Scotland politics

Scottish independence: Report claims UK oil forecasts 'too pessimistic'

Generic picture of oil platform Image copyright Thinkstock
Image caption The Scottish and UK governments have repeatedly clashed over the future of the oil and gas industry

Future North Sea oil and gas revenues could be six times higher than a UK economic watchdog has forecast, according to a report.

The claim was made by N-56, which describes itself as an "apolitical business organisation".

The UK Office for Budget Responsibility (OBR) has forecast North Sea revenues of £61.6bn between 2013/14 and 2040/41.

But N-56 said the figure could be as high as £365bn, if a series of recommendations were implemented.

N-56 was founded by Dan Macdonald, who is a member of the advisory board for Yes Scotland, which is campaigning for independence.

The Scottish and UK governments have repeatedly clashed over the future of the oil and gas industry, particularly around forecasts from the OBR on the amount of cash it expects to be raised from the North Sea.

Scottish ministers have argued that the OBR forecasts are based on a "very low estimate of future total production", while its own figures have been criticised by opponents who claim they are overly optimistic.

N-56 recommendations

Among N-56's recommendations, some of which were highlighted by the Wood Review of the oil industry earlier this year, is that a more competitive tax regime is established for the North Sea.

It also calls for all policy and decision-makers responsible for taxation and regulation of the industry to be moved to Aberdeen, regardless of the independence referendum result.

An oil fund should also be established to ensure fiscal stability, it added.

Graeme Blackett, from N-56, said: "Since 1970 over £1 trillion in oil and gas revenues have been produced by the North Sea and at least as much value remains to be produced as already has been, presenting a tremendous opportunity for the sector and for Scotland's public finances.

"Scotland is a net contributor to the UK public finances, in part due to our geographic share of oil and gas revenues, and this ensures that our finances are typically healthier than the UK public finances as whole.

"The OBR puts forward incredibly pessimistic forecasts on both barrel price and reserves, largely discredited by industry experts.

"What is clear is these natural resources can be maximised through implementing the recommendations put forward both by ourselves and the Wood Review, delivering considerable surpluses that we would recommend are used to invest in an oil fund to benefit future generations."

A spokesman for the pro-Union Better Together campaign said: "It's not surprising that a report by an organisation founded by an adviser to Yes Scotland has reached this conclusion."

'Substantial report'

The N-56 report was welcomed by Scotland's First Minister Alex Salmond.

He said: "This substantial new report from a leading business organisation blows another huge hole in the credibility of the OBR's oil forecasts, especially as it comes just days after esteemed Scottish economist, Prof Sir Donald Mackay, said the OBR's calculations were 'precisely wrong' and 'hopelessly at sea'.

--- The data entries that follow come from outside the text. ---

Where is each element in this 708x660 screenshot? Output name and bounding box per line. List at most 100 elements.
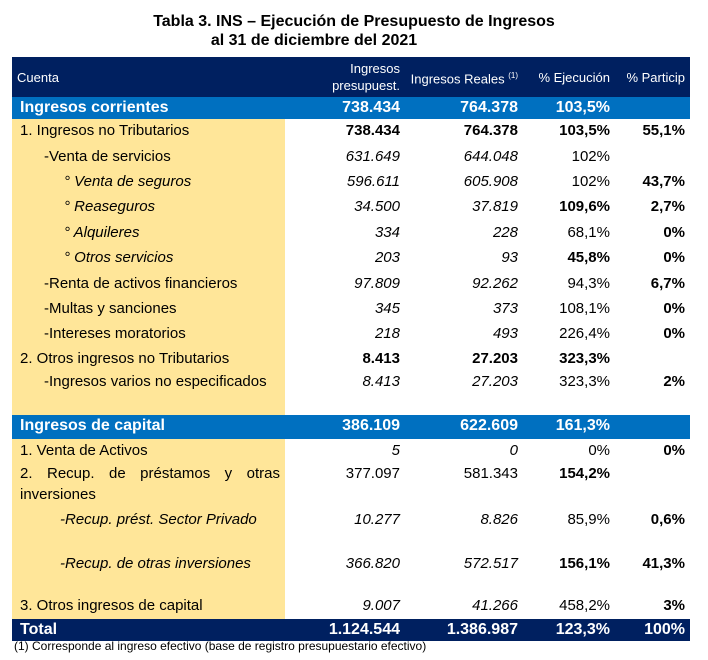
budget-table: Cuenta Ingresos presupuest. Ingresos Rea… [12,57,690,641]
table-row: -Renta de activos financieros 97.809 92.26… [12,272,690,297]
table-row: ° Venta de seguros 596.611 605.908 102% 43,7… [12,170,690,195]
row-label: Ingresos corrientes [12,97,285,119]
table-row: ° Otros servicios 203 93 45,8% 0% [12,246,690,272]
table-row: -Ingresos varios no especificados 8.413 27… [12,370,690,415]
value-cell: 68,1% [567,224,610,241]
table-row: Ingresos corrientes 738.434 764.378 103,5% [12,97,690,119]
header-cell: % Ejecución [523,57,615,97]
table-row: -Multas y sanciones 345 373 108,1% 0% [12,297,690,322]
value-cell: 103,5% [523,97,615,119]
value-cell: 1.124.544 [285,619,405,641]
row-label: ° Alquileres [12,221,285,246]
row-label: ° Reaseguros [12,195,285,221]
value-cell: 92.262 [472,275,518,292]
value-cell: 386.109 [285,415,405,439]
subtitle: al 31 de diciembre del 2021 [210,32,418,49]
value-cell [615,145,690,170]
title: Tabla 3. INS – Ejecución de Presupuesto … [153,13,555,30]
header-row: Cuenta Ingresos presupuest. Ingresos Rea… [12,57,690,97]
value-cell: 0% [663,300,685,317]
value-cell: 100% [615,619,690,641]
footnote: (1) Corresponde al ingreso efectivo (bas… [14,639,427,653]
value-cell: 27.203 [472,373,518,390]
value-cell: 102% [571,148,610,165]
table-row: 2. Otros ingresos no Tributarios 8.413 27.… [12,347,690,370]
table-row: 2. Recup. de préstamos y otras inversion… [12,462,690,508]
value-cell: 108,1% [559,300,610,317]
value-cell: 123,3% [523,619,615,641]
table-row: ° Reaseguros 34.500 37.819 109,6% 2,7% [12,195,690,221]
row-label: -Recup. prést. Sector Privado [12,508,285,552]
value-cell: 0 [509,442,518,459]
value-cell: 43,7% [642,173,685,190]
header-cell: Ingresos Reales (1) [405,57,523,97]
header-cell: Cuenta [12,57,285,97]
value-cell: 631.649 [345,148,400,165]
value-cell: 1.386.987 [405,619,523,641]
table-row: -Recup. prést. Sector Privado 10.277 8.826… [12,508,690,552]
value-cell: 0,6% [650,511,685,528]
value-cell: 41,3% [642,555,685,572]
value-cell: 622.609 [405,415,523,439]
value-cell: 572.517 [463,555,518,572]
table-row: -Intereses moratorios 218 493 226,4% 0% [12,322,690,347]
value-cell: 6,7% [650,275,685,292]
value-cell: 97.809 [354,275,400,292]
value-cell: 605.908 [463,173,518,190]
row-label: -Multas y sanciones [12,297,285,322]
value-cell: 8.826 [480,511,518,528]
value-cell: 10.277 [354,511,400,528]
row-label: 1. Venta de Activos [12,439,285,462]
value-cell: 3% [663,597,685,614]
value-cell: 27.203 [472,350,518,367]
value-cell: 9.007 [362,597,400,614]
header-cell: Ingresos presupuest. [285,57,405,97]
value-cell: 5 [391,442,400,459]
table-row: 1. Venta de Activos 5 0 0% 0% [12,439,690,462]
table-row: Ingresos de capital 386.109 622.609 161,3% [12,415,690,439]
value-cell [615,415,690,439]
value-cell: 37.819 [472,198,518,215]
row-label: -Intereses moratorios [12,322,285,347]
value-cell [615,97,690,119]
value-cell: 738.434 [285,97,405,119]
value-cell: 102% [571,173,610,190]
table-row: 1. Ingresos no Tributarios 738.434 764.378… [12,119,690,145]
value-cell: 345 [374,300,400,317]
row-label: 3. Otros ingresos de capital [12,594,285,619]
row-label: Ingresos de capital [12,415,285,439]
value-cell: 109,6% [559,198,610,215]
value-cell: 323,3% [559,350,610,367]
value-cell: 373 [492,300,518,317]
value-cell: 366.820 [345,555,400,572]
table-row: Total 1.124.544 1.386.987 123,3% 100% [12,619,690,641]
row-label: ° Otros servicios [12,246,285,272]
table-row: ° Alquileres 334 228 68,1% 0% [12,221,690,246]
value-cell: 85,9% [567,511,610,528]
header-note: (1) [508,70,518,80]
value-cell: 458,2% [559,597,610,614]
value-cell: 8.413 [362,373,400,390]
value-cell: 644.048 [463,148,518,165]
value-cell: 218 [374,325,400,342]
row-label: -Ingresos varios no especificados [12,370,285,415]
value-cell: 493 [492,325,518,342]
value-cell: 581.343 [463,465,518,482]
row-label: 2. Otros ingresos no Tributarios [12,347,285,370]
value-cell: 323,3% [559,373,610,390]
value-cell: 156,1% [559,555,610,572]
row-label: -Venta de servicios [12,145,285,170]
value-cell: 34.500 [354,198,400,215]
value-cell: 2,7% [650,198,685,215]
value-cell: 0% [588,442,610,459]
value-cell: 154,2% [559,465,610,482]
value-cell: 55,1% [642,122,685,139]
value-cell: 93 [501,249,518,266]
value-cell [615,347,690,370]
value-cell: 228 [492,224,518,241]
value-cell: 2% [663,373,685,390]
value-cell: 0% [663,249,685,266]
value-cell: 45,8% [567,249,610,266]
header-cell: % Particip [615,57,690,97]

"The report also endorses the Scottish government's plans to set up an energy fund - something Westminster have consistently failed to do to the great detriment of current and future generations.

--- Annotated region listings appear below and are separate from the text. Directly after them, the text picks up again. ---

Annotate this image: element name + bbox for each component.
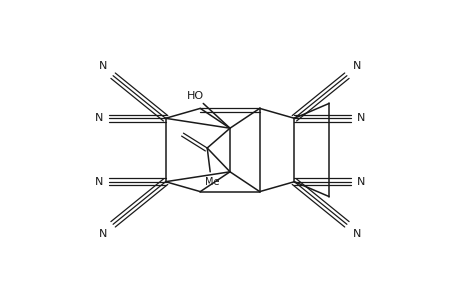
Text: Me: Me xyxy=(204,177,219,187)
Text: N: N xyxy=(356,113,364,123)
Text: N: N xyxy=(95,177,103,187)
Text: N: N xyxy=(95,113,103,123)
Text: N: N xyxy=(99,61,107,71)
Text: N: N xyxy=(352,229,360,239)
Text: N: N xyxy=(99,229,107,239)
Text: N: N xyxy=(352,61,360,71)
Text: HO: HO xyxy=(186,91,203,100)
Text: N: N xyxy=(356,177,364,187)
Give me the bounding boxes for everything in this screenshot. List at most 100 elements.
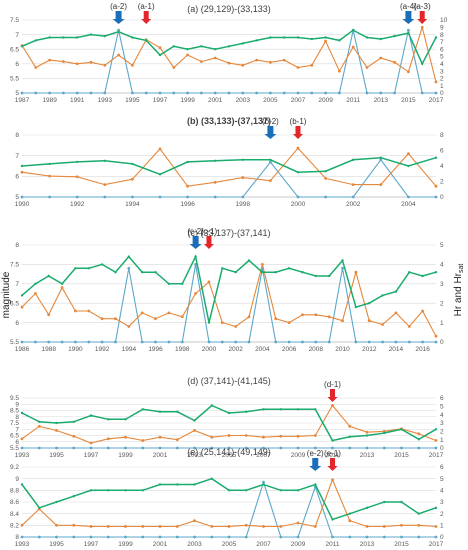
data-point-hrsat <box>417 535 421 539</box>
data-point-hrsat <box>87 340 91 344</box>
data-point-hrsat <box>382 446 386 450</box>
data-point-magnitude <box>207 321 211 324</box>
data-point-hr <box>296 521 300 525</box>
x-tick-label: 1991 <box>70 97 85 104</box>
data-point-magnitude <box>34 282 37 285</box>
data-point-magnitude <box>89 33 93 36</box>
data-point-hrsat <box>262 446 265 450</box>
data-point-hr <box>262 525 265 528</box>
data-point-hrsat <box>367 340 371 344</box>
x-tick-label: 2007 <box>291 97 306 104</box>
data-point-magnitude <box>74 267 77 270</box>
data-point-hrsat <box>89 91 93 95</box>
data-point-hrsat <box>55 535 58 539</box>
x-tick-label: 1994 <box>125 201 140 208</box>
data-point-hr <box>244 434 248 437</box>
data-point-hr <box>331 404 334 407</box>
data-point-hr <box>48 174 51 178</box>
x-tick-label: 2010 <box>335 346 350 353</box>
data-point-magnitude <box>434 156 438 159</box>
data-point-magnitude <box>234 271 237 274</box>
data-point-magnitude <box>247 259 251 262</box>
data-point-magnitude <box>368 302 371 305</box>
data-point-hrsat <box>381 340 384 344</box>
data-point-magnitude <box>158 410 162 413</box>
data-point-hr <box>103 63 107 67</box>
y-left-tick-label: 9.2 <box>10 464 19 471</box>
data-point-hrsat <box>227 91 231 95</box>
data-point-hr <box>37 424 41 428</box>
data-point-hr <box>34 292 37 295</box>
x-tick-label: 1998 <box>175 346 190 353</box>
y-left-tick-label: 9 <box>15 476 19 483</box>
data-point-hr <box>87 309 91 313</box>
data-point-hrsat <box>124 446 127 450</box>
y-right-tick-label: 2 <box>440 179 444 186</box>
data-point-hrsat <box>296 535 300 539</box>
data-point-hr <box>417 432 421 436</box>
data-point-hrsat <box>62 91 65 95</box>
data-point-hrsat <box>338 91 341 95</box>
data-point-hr <box>114 317 117 321</box>
data-point-hr <box>313 434 317 437</box>
y-left-tick-label: 6.5 <box>10 433 19 440</box>
data-point-hr <box>287 321 291 324</box>
event-arrow-label: (a-4) <box>400 2 417 11</box>
data-point-hrsat <box>348 535 352 539</box>
event-arrow-label: (b-1) <box>290 117 307 126</box>
data-point-magnitude <box>186 160 189 164</box>
x-tick-label: 1992 <box>95 346 110 353</box>
data-point-magnitude <box>107 418 110 421</box>
y-left-tick-label: 8.6 <box>10 499 19 506</box>
x-tick-label: 1986 <box>15 346 30 353</box>
data-point-magnitude <box>408 271 411 274</box>
data-point-hr <box>269 60 272 64</box>
data-point-magnitude <box>379 37 382 41</box>
data-point-hrsat <box>296 91 300 95</box>
data-point-hrsat <box>227 446 231 450</box>
data-point-hr <box>186 184 190 188</box>
x-tick-label: 2003 <box>187 452 202 459</box>
data-point-hrsat <box>244 535 248 539</box>
x-tick-label: 1988 <box>41 346 56 353</box>
x-tick-label: 1997 <box>84 541 99 548</box>
x-tick-label: 1993 <box>98 97 113 104</box>
x-tick-label: 2004 <box>401 201 416 208</box>
x-tick-label: 1995 <box>49 541 64 548</box>
y-left-tick-label: 6 <box>15 61 19 68</box>
data-point-hrsat <box>379 91 383 95</box>
data-point-hrsat <box>241 195 245 199</box>
data-point-magnitude <box>255 39 258 42</box>
data-point-magnitude <box>245 489 248 492</box>
data-point-hr <box>103 183 107 187</box>
data-point-hr <box>282 58 286 62</box>
y-left-tick-label: 9.5 <box>10 395 19 402</box>
data-point-hr <box>20 523 24 527</box>
x-tick-label: 2006 <box>282 346 297 353</box>
data-point-hrsat <box>210 535 214 539</box>
data-point-magnitude <box>400 428 403 431</box>
series-line-hrsat <box>22 158 436 198</box>
x-tick-label: 2002 <box>346 201 361 208</box>
data-point-magnitude <box>296 408 300 411</box>
data-point-hrsat <box>241 91 245 95</box>
y-left-tick-label: 7.5 <box>10 262 19 269</box>
data-point-hr <box>434 184 438 188</box>
data-point-hrsat <box>72 446 76 450</box>
data-point-magnitude <box>421 274 424 278</box>
y-left-tick-label: 7 <box>15 426 19 433</box>
data-point-magnitude <box>210 477 213 480</box>
data-point-hrsat <box>393 91 396 95</box>
data-point-hrsat <box>72 535 76 539</box>
data-point-magnitude <box>38 420 41 423</box>
y-right-tick-label: 0 <box>440 90 444 97</box>
data-point-hr <box>354 270 358 274</box>
data-point-hr <box>434 334 438 338</box>
x-tick-label: 2003 <box>236 97 251 104</box>
data-point-hrsat <box>175 535 179 539</box>
data-point-magnitude <box>193 419 196 422</box>
data-point-hr <box>351 45 355 49</box>
data-point-magnitude <box>274 271 277 274</box>
data-point-magnitude <box>172 45 175 48</box>
data-point-hr <box>89 60 93 64</box>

"Instead of continuing to talk down Scotland's oil and gas sector, the No campaign should acknowledge that the sector has a bright future ahead of it."

Responding to the report, a UK Treasury spokesman said: "The Scottish government's claim that Scotland's public finances will be boosted by separation are based on inflated oil and gas forecasts.

"Every independent expert agrees that North Sea oil and gas revenues are volatile and will ultimately decline.

"The Scottish government's own stats show that over the past two years, North Sea tax revenues were around £5bn less than the Scottish government's lowest estimate.

"The North Sea is a maturing basin and it needs valuable incentives from the Exchequer to sustain investment, which the UK, with its broad and diverse tax base, is able to provide.

"An independent Scotland would have to invest almost £3,800 per head - over 10 times more than when the costs are spread across the whole UK - to match the estimated £20bn the UK government has guaranteed to provide on decommissioning relief in the North Sea. This report takes no account of these costs.

"It is not credible for the Scottish government to say they would sustain current tax incentives for the oil industry and set up an oil fund, while cutting corporation tax below the UK level and increasing welfare benefits.

"How would they fund all these tax cuts, ensure increase public spending and put money aside for an oil fund?"